Then, I began to find classes where teachers told stories. Sometimes those classes were about foreign people and places and times. I couldn't understand them because I had never been there, but when the storytellers taught the classes I began to believe I had been there after all. Not all the teachers told stories, but I found myself going to the classes where stories were honored--even if it was a story about physics or chemistry. There were storytelling classes where the teacher believed what was being said was true but also knew it was a story. I found that even at a university there was a family of storytellers. Let me tell you a story.
Listen. I promise that everything I say is true. When things started, some great one decided that what was being said would be. If men and women wanted to live a certain life, they just had to say so and the life would happen as it was told. The great one was all spirit and could join in any story that was told. In this way the great one became a part of every storyteller and connected one story to the next. The plan was to join the whole earth into one great story, and the storytelling family grew. But that kind of world could not last for long. Sometimes people told stories that were good for them and sometimes they did not. When something bad would come from a story, the teller decided not to tell stories anymore. Each story that was not told divided the people of the earth, and the family of storytellers shrunk.
The great one though about this for a long time and decided things would have to change. There would be a storytelling family and there would be others, but the only thing one of the others had to do to become a part of the family was to tell a story or to listen to one. The important thing the great one decided was that the listener and the storyteller would agree that the story was true. There is magic in agreeing to believe in each other, if only for the moment the story is told, and the magic is that the storyteller and the listener sit in the same place together. They are family for the time it takes to tell the story, to hear the story, to read the story, or to remember the story. The great one told his story of storytelling to everyone, but people forgot it. They forgot it because they were hungry or cold or frightened. I can't blame them, and I figure the great one didn't either. Still, everyone began to argue about which story was real and which story was not true instead of honoring each other's stories. The world got in a very bad way. When one person would say the moon is blue, another would doubt that could be true, and so the doubter could not be in the place with the person and the blue moon. Soon everyone was telling stories, but no one was listening. It may be that this became the way of the white man, and as the jokes say, "White men are stupid." I hope not. There is a family that goes beyond the limits of disbelief and stupidity. There is a family of storytellers who heal and comfort and inspire and share. I say this not because some book says so or because it seems to be something a white man should say when faced with the isolation and lonely landscape offered by disbelief. I say this simply because it is true.

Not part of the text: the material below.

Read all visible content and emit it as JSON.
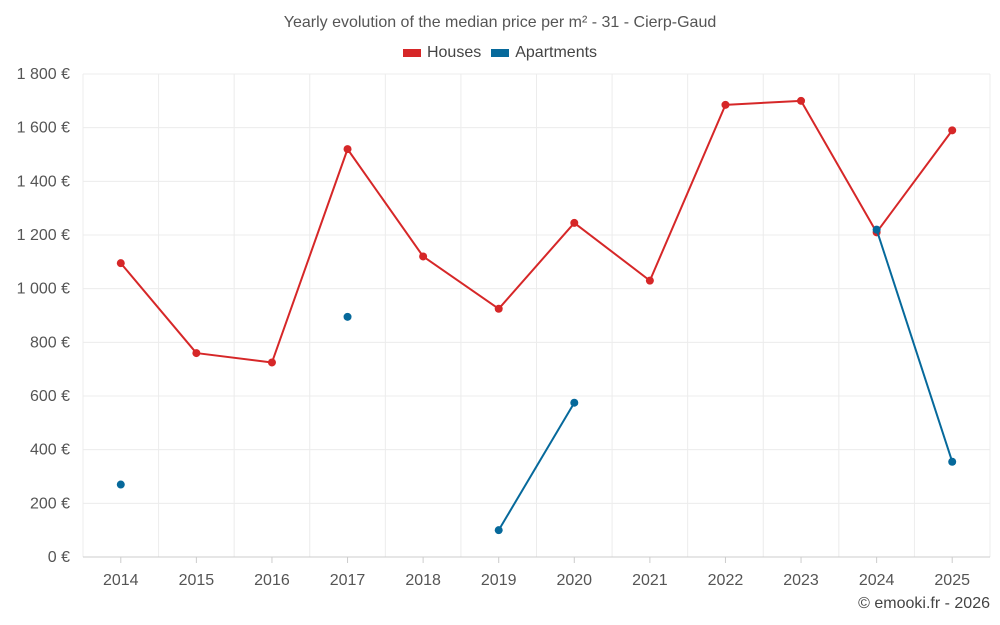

What is left after such a story? Perhaps we can agree that there is much to be done. There must be those who will risk telling their story. A storyteller risks much because what is offered is a personal gift, and any story that gets told happens to the storyteller during the telling and happens to the story listener during the listening. We have to love a story to tell it. We have to be risk takers to listen to a story as well. All good stories wrap us in their arms. They are offerings of a quiet and curious love. When we offer something we love to someone else, we take the risk that the great one may want us to take. Some may think we are crazy. Some will not honor our story. Some will say we say cute things and treat us like puppies. Some may want to use our story to make themselves look better. Some may want to buy us since that seems to be the only story they know. There will be times when we want to be so alone no one can hear our story. There will be times when we can't find the words and will have to let silence speak for us. Even in silence we can tell a story if there is someone listening. There will be times when we speak a language that is not our own in order to encourage others to hear something at all. Believe. Someone listens. Someone hears a story and believes, and they storyteller and the listener become one for a moment and are healed. Because of this, it is the storyteller who holds the magic to make the world happen--to make the world family. I will keep telling my story because someone will listen. You tell your story too. I promise every word is true.